2.6. The co-culture system of THP-1 and F. monophora
THP-1 macrophages were seeded into a 6-well plate at a concentration of 1 × 105 cells/mL and stimulated with PMA (100 ng/mL) for 48 h. Control groups were treated with siRNA-Mate transfection reagent only, while experimental groups were treated with mixed siRNA-Dectin-1 and siRNA-Mate transfection reagent. The 6-well plate was incubated in an incubator containing 5% CO2 at 37 °C for a further 48 h.

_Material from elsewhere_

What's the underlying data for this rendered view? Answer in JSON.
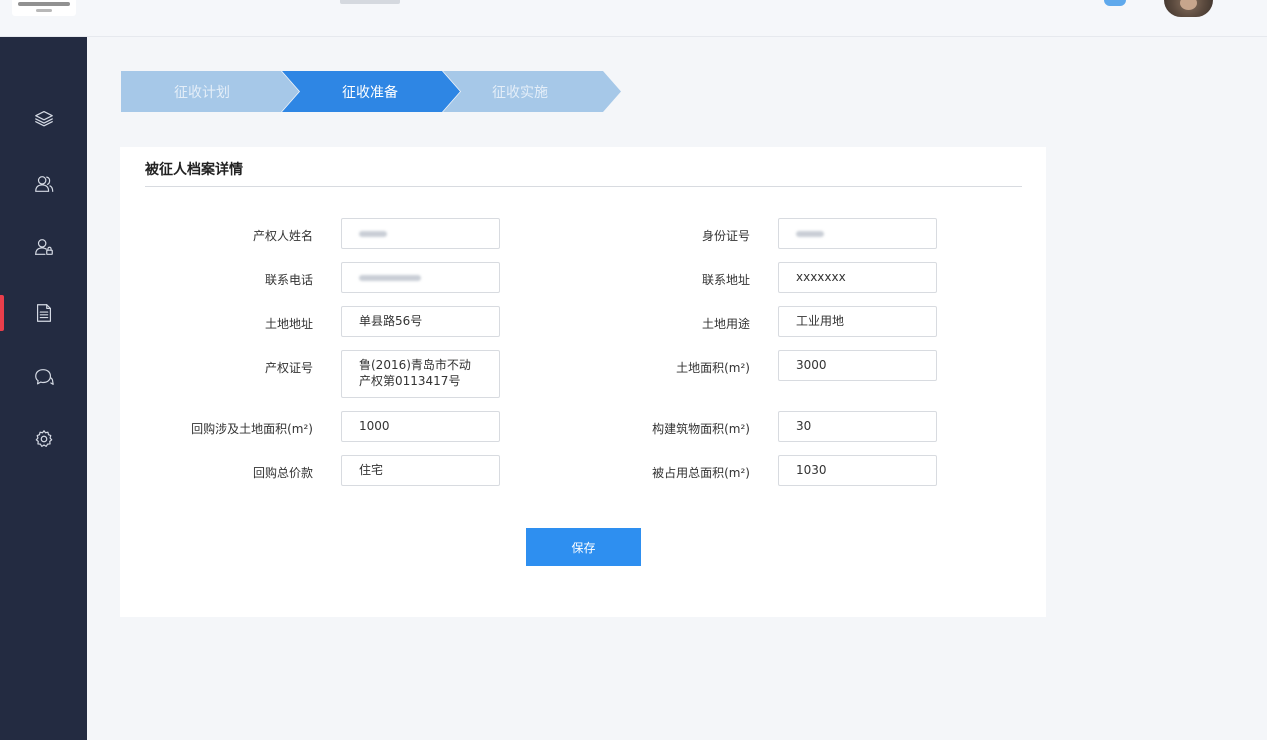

Mel+ was added to THP-1 with siRNA-Mate transfection reagent only or mixed siRNA-Dectin-1 and siRNA-Mate transfection reagent at a cell-to-spore/hyphae ratio of 1:1, so as Mel- was added.
2.7. Evaluation of the macrophage killing effect
THP-1 macrophages (1 × 105 cells/well in a 6-well plate) in RPMI medium were incubated with Mel+ or Mel- conidia and small hyphae (multiplicity of infection [MOI] = 1). After 24 h of incubation at 37 °C with the conidia, intracellular F. monophora cells were harvested. Subsequently, the wells were washed twice with ice-cold PBS to remove the conidia not phagocytosed by macrophages from the culture system. All samples were washed twice with PBST, then phagocytes were lysed by incubation in 2% Triton X-100 for 10 min. The released F. monophora was diluted by 100 times and plated onto PDA and incubated for 7 days at 28 °C. The colonies were then counted to determine the number of colony-forming units (CFU). The killing rate of THP-1 macrophages against F. monophora was calculated as follows: (CFU of control group – CFU of treatment group)/CFU of control group × 100%. The test was performed in triplicate.

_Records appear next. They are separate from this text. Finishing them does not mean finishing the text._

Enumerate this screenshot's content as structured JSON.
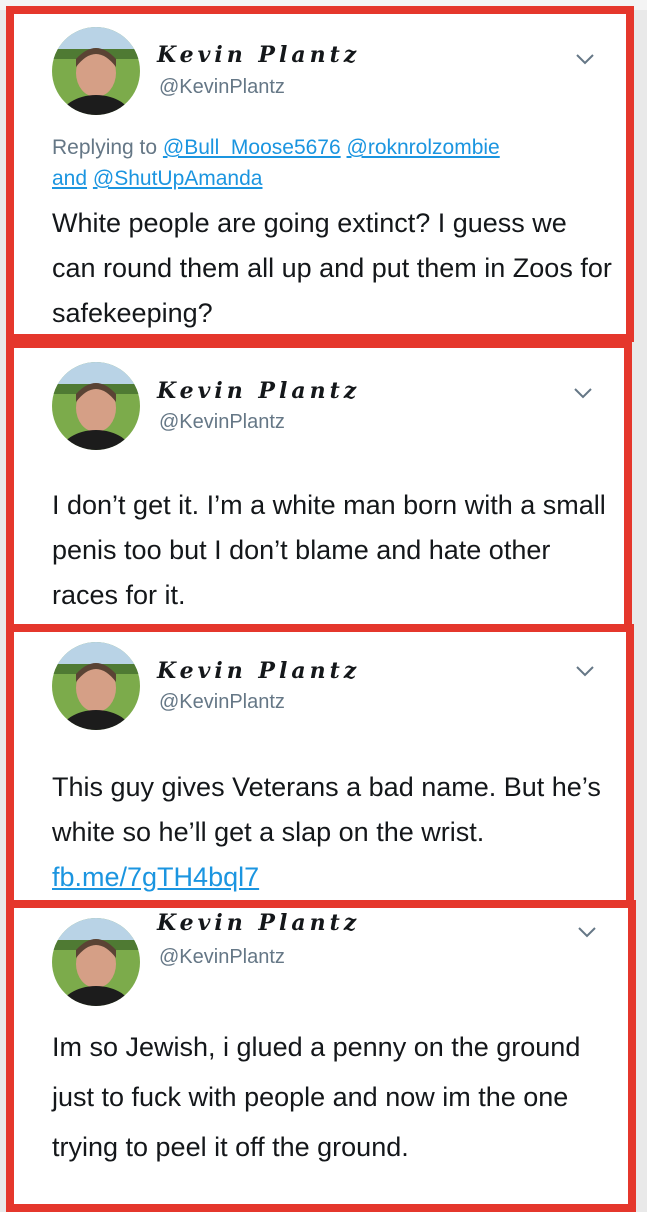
{
  "tweets": [
    {
      "name": "Kevin Plantz",
      "handle": "@KevinPlantz",
      "reply_prefix": "Replying to",
      "reply_mentions": [
        "@Bull_Moose5676",
        "@roknrolzombie",
        "@ShutUpAmanda"
      ],
      "reply_joiner": "and",
      "text": "White people are going extinct? I guess we can round them all up and put them in Zoos for safekeeping?"
    },
    {
      "name": "Kevin Plantz",
      "handle": "@KevinPlantz",
      "text": "I don’t get it. I’m a white man born with a small penis too but I don’t blame and hate other races for it."
    },
    {
      "name": "Kevin Plantz",
      "handle": "@KevinPlantz",
      "text": "This guy gives Veterans a bad name. But he’s white so he’ll get a slap on the wrist.",
      "link": "fb.me/7gTH4bql7"
    },
    {
      "name": "Kevin Plantz",
      "handle": "@KevinPlantz",
      "text": "Im so Jewish, i glued a penny on the ground just to fuck with people and now im the one trying to peel it off the ground."
    }
  ],
  "colors": {
    "border": "#e5372c",
    "link": "#1b95e0",
    "handle": "#657786",
    "text": "#14171a"
  },
  "icons": {
    "more": "chevron-down-icon",
    "avatar": "avatar"
  }
}
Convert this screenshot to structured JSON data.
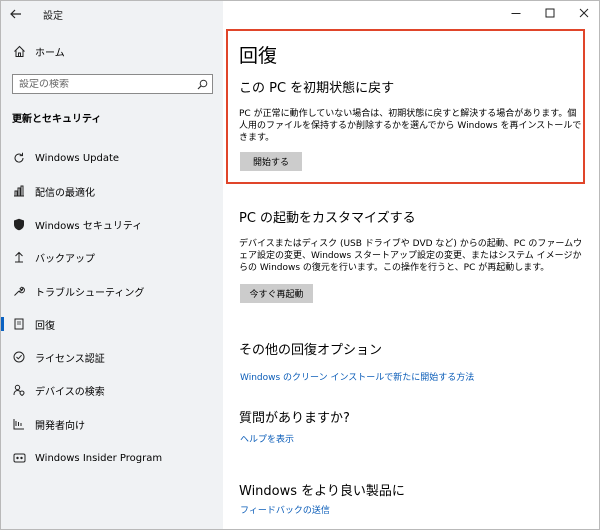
{
  "app": {
    "title": "設定"
  },
  "sidebar": {
    "home_label": "ホーム",
    "search_placeholder": "設定の検索",
    "section_title": "更新とセキュリティ",
    "items": [
      {
        "label": "Windows Update",
        "icon": "refresh-icon"
      },
      {
        "label": "配信の最適化",
        "icon": "delivery-optimization-icon"
      },
      {
        "label": "Windows セキュリティ",
        "icon": "shield-icon"
      },
      {
        "label": "バックアップ",
        "icon": "backup-arrow-icon"
      },
      {
        "label": "トラブルシューティング",
        "icon": "wrench-icon"
      },
      {
        "label": "回復",
        "icon": "recovery-icon",
        "active": true
      },
      {
        "label": "ライセンス認証",
        "icon": "check-circle-icon"
      },
      {
        "label": "デバイスの検索",
        "icon": "person-location-icon"
      },
      {
        "label": "開発者向け",
        "icon": "developer-icon"
      },
      {
        "label": "Windows Insider Program",
        "icon": "insider-icon"
      }
    ]
  },
  "main": {
    "title": "回復",
    "reset": {
      "heading": "この PC を初期状態に戻す",
      "description": "PC が正常に動作していない場合は、初期状態に戻すと解決する場合があります。個人用のファイルを保持するか削除するかを選んでから Windows を再インストールできます。",
      "button": "開始する"
    },
    "advanced": {
      "heading": "PC の起動をカスタマイズする",
      "description": "デバイスまたはディスク (USB ドライブや DVD など) からの起動、PC のファームウェア設定の変更、Windows スタートアップ設定の変更、またはシステム イメージからの Windows の復元を行います。この操作を行うと、PC が再起動します。",
      "button": "今すぐ再起動"
    },
    "other": {
      "heading": "その他の回復オプション",
      "link": "Windows のクリーン インストールで新たに開始する方法"
    },
    "questions": {
      "heading": "質問がありますか?",
      "link": "ヘルプを表示"
    },
    "improve": {
      "heading": "Windows をより良い製品に",
      "link": "フィードバックの送信"
    }
  },
  "colors": {
    "accent": "#0a62c2",
    "link": "#0a5cb8",
    "highlight_border": "#e0452a",
    "sidebar_bg": "#f0f2f4",
    "button_bg": "#cccccc"
  }
}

2.8. Evaluation of the macrophage phagocytosis
Add 100 μL of 100 μg/mL fluorescein isothiocyanate (FITC) to F. monophora suspension and stained overnight at 4 °C. The stained precipitate was obtained by centrifuging the suspension at 4 °C for 5 min at 10,000 r/min and washing it with PBS 3 times. THP-1 macrophages were co-cultured with the stained F. monophora (MOI = 1). After co-culture for 4 h, the spores and hyphae that had not been engulfed were removed by washing with PBS 3 times. The cells were fixed with 1 mL of 4 °C paraformaldehyde at 25 °C for 20 min and washed 3 times with PBS. Add 1 mL 0.5% TritonX-100 and react at 25 °C for 10 min, then wash with PBS 3 times. 1 mL of 100 μg/mL 4’,6-diamidino-2-phenylindole (DAPI) was added to each well, incubated at 37 °C for 15 min, and then washed with PBS 3 times. The staining was observed under a fluorescence microscope and the phagocytosis rate was calculated using the formula: (number of macrophages with internalised F. monophora /number of macrophages in the visual field) × 100%. The experiment was performed in triplicate and 10 different fields were counted.

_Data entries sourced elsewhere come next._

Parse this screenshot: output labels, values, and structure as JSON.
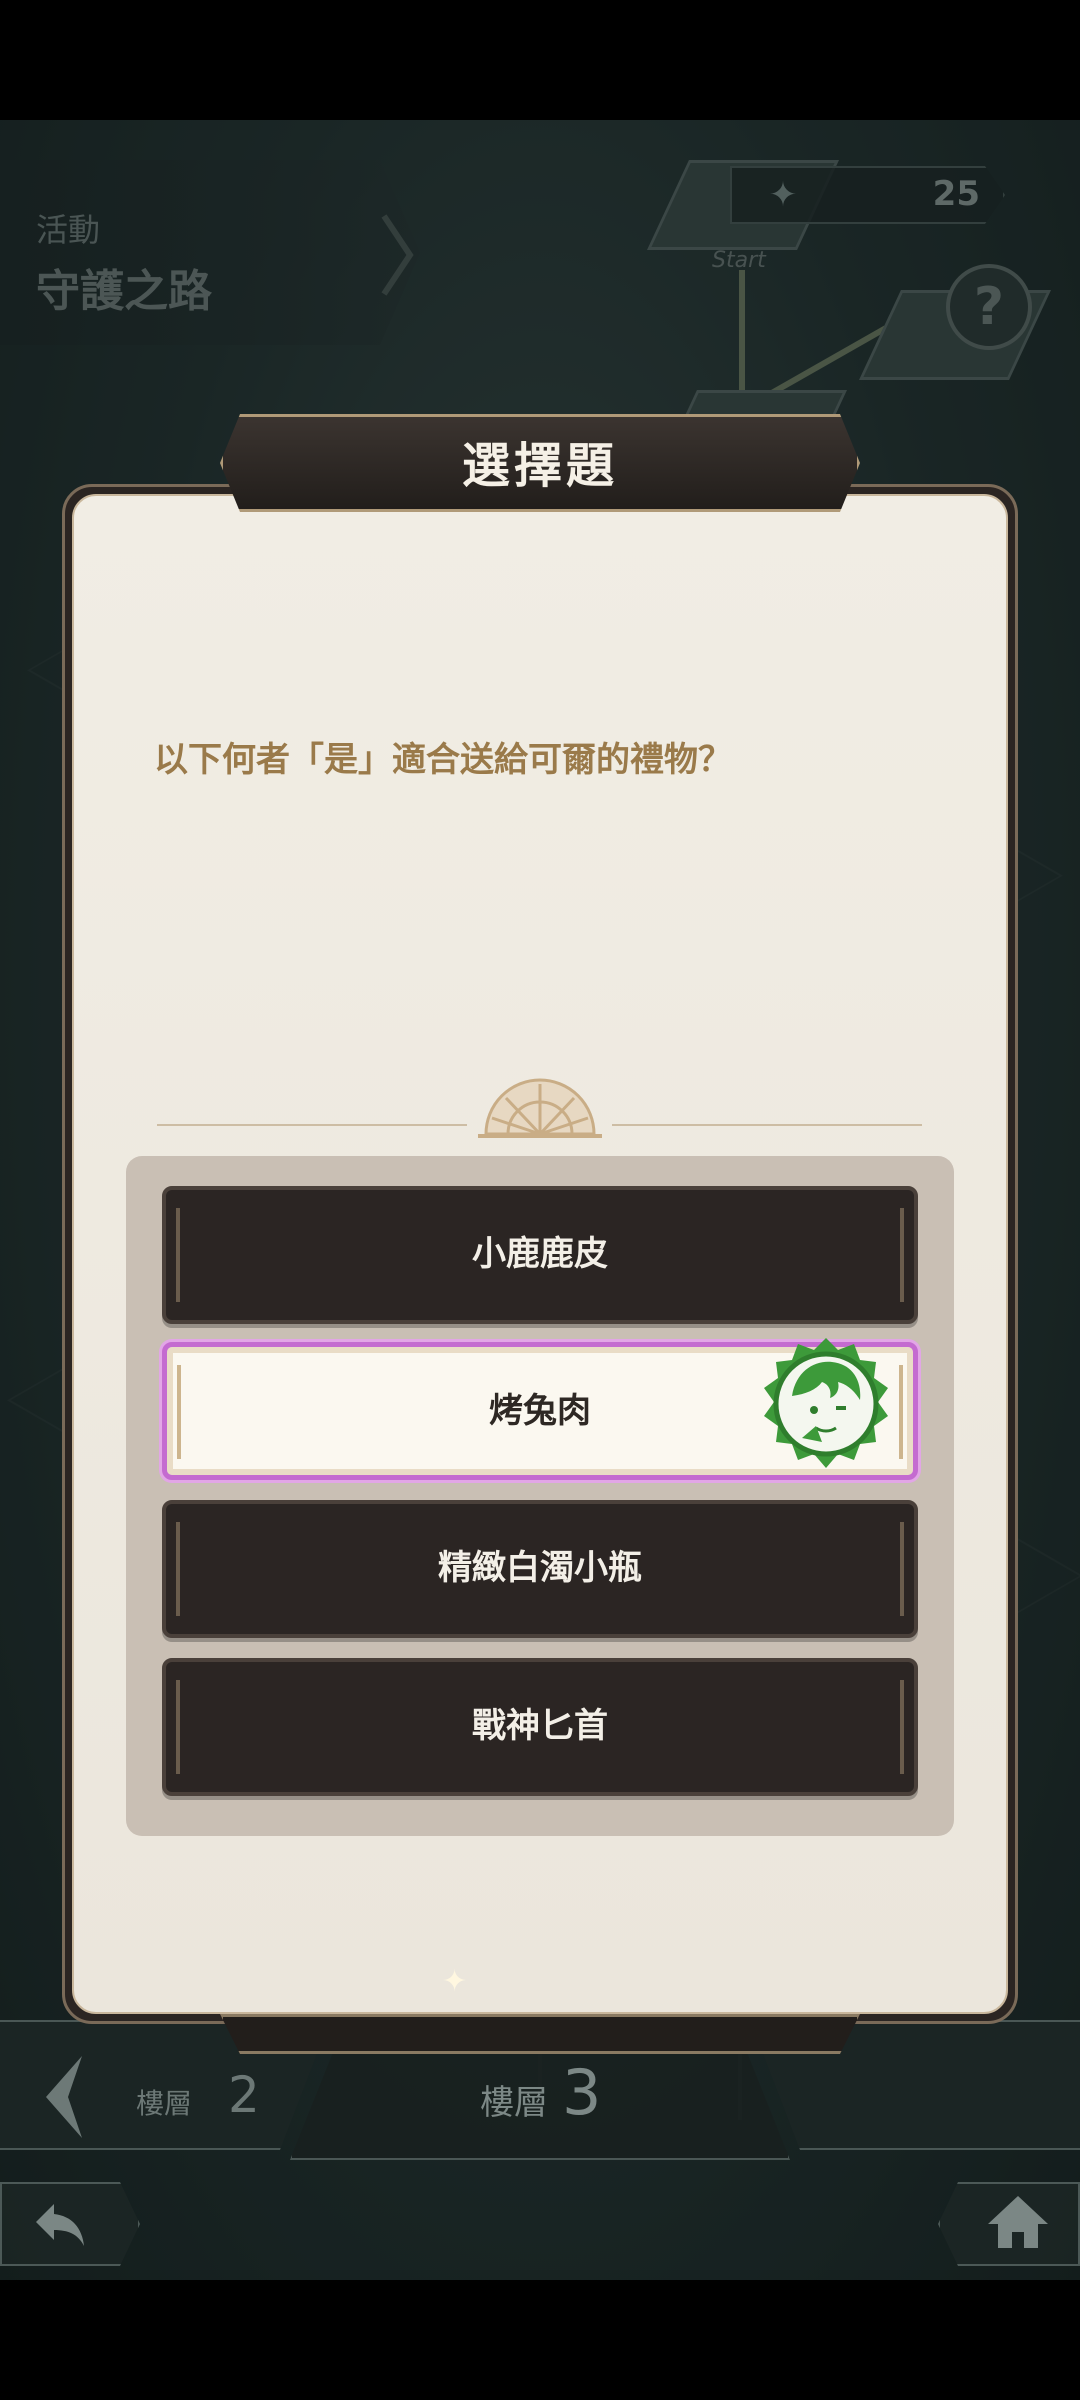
{
  "activity": {
    "subtitle": "活動",
    "title": "守護之路"
  },
  "counter": {
    "value": "25",
    "icon": "gem-icon"
  },
  "map": {
    "start_label": "Start"
  },
  "help": {
    "label": "?"
  },
  "dialog": {
    "title": "選擇題",
    "question": "以下何者「是」適合送給可爾的禮物？",
    "answers": [
      {
        "label": "小鹿鹿皮",
        "selected": false
      },
      {
        "label": "烤兔肉",
        "selected": true
      },
      {
        "label": "精緻白濁小瓶",
        "selected": false
      },
      {
        "label": "戰神匕首",
        "selected": false
      }
    ],
    "selected_badge_icon": "character-avatar-icon"
  },
  "floor": {
    "prev_label": "樓層",
    "prev_number": "2",
    "current_label": "樓層",
    "current_number": "3"
  },
  "colors": {
    "accent_selected": "#c46bd0",
    "question_text": "#9a7a4a",
    "answer_bg": "#2b2523",
    "badge_green": "#3d9a3a"
  }
}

2.9. Measurement of proinflammatory cytokines and nitric oxide (NO) production
Mel+ and Mel- conidia infected Dectin-1 normal and low expressing THP-1 macrophages, respectively. Untreated cells and cells pretreated with 1 μg/mL depleted zymosan (Invivogen, San Diego, CA) (which only activates Dectin-1) were added as a negative control, cells pretreated with 100 ng/mL LPS (Sigma, USA) (TLR4 ligand) were added as a positive control. The level of tumour necrosis factor-α (TNF-α), interleukin-1β (IL-1β), and interleukin-6 (IL-6) in macrophage supernatants were assayed with ELISA kits (Boster, China) under the manufacturer’s instructions. The cytokine concentrations were calculated using standard curves for each test. Nitric oxide (NO) production was analysed using NO assay kit (nitrate reductase method) (Sangon Biotech, Shanghai, China). The optical density (OD) was measured at an absorption wavelength of 550 nm and the nitrite concentration was calculated from the nitrite standard reference curve. The test was performed in triplicate.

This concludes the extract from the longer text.